If there were inter-company interest charges on this account, they would have to be amended to reflect the revised balances. This could result in additional Part I and Part XIII tax.
Example 2
Tax year | Transfer pricing adjustment | Canadian inter-company accounts payable to non-resident corporation | Balance of Canadian inter-company accounts payable to non-resident corporation after repatriation |
---|---|---|---|
1997 | $3 million | $3 million | nil |
1998 | $4 million | $5 million | ($2 million) |
1999 | $5 million | $4 million | ($8 million) |
The taxpayer may choose to make the repatriation by offsetting the amount required against the amount owing to the non-resident. For 1997, inter-company accounts payable would be reduced from $3 million to nil (3 − 3).
In 1998, repatriation would reduce the accounts payable from $5 million to nil (5 − 4 − 3).
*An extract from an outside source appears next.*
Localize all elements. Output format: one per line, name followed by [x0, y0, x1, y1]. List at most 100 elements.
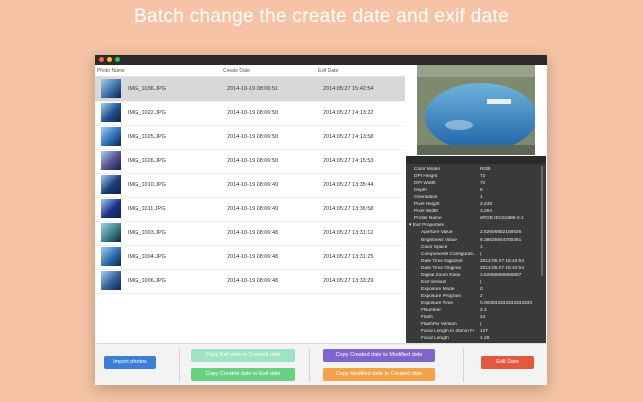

The excess would be considered a shareholder's loan of $2 million. The provisions of subsection 15(2) or subsection 15(9) would be applied to the $2 million. Both result in Part XIII tax implications because of paragraph 214(3)(a). The eventual repayment of the remaining $2 million may result in an assessment under subsection 227(6.1) to clear the Part XIII tax that relates to the amount under subsection 15(2). If subsection 15(9) were the basis for the Part XIII tax, the eventual repayment of the $2 million would eliminate future Part XIII taxes but it would not create a refund of Part XIII taxes that relate to the periods when the loan was outstanding.
The results for 1999 would be similar to those of 1998. The shareholder's account would have a balance of $8 million. There would be subsection 15(2) or 15(9) implications with the resulting Part XIII tax.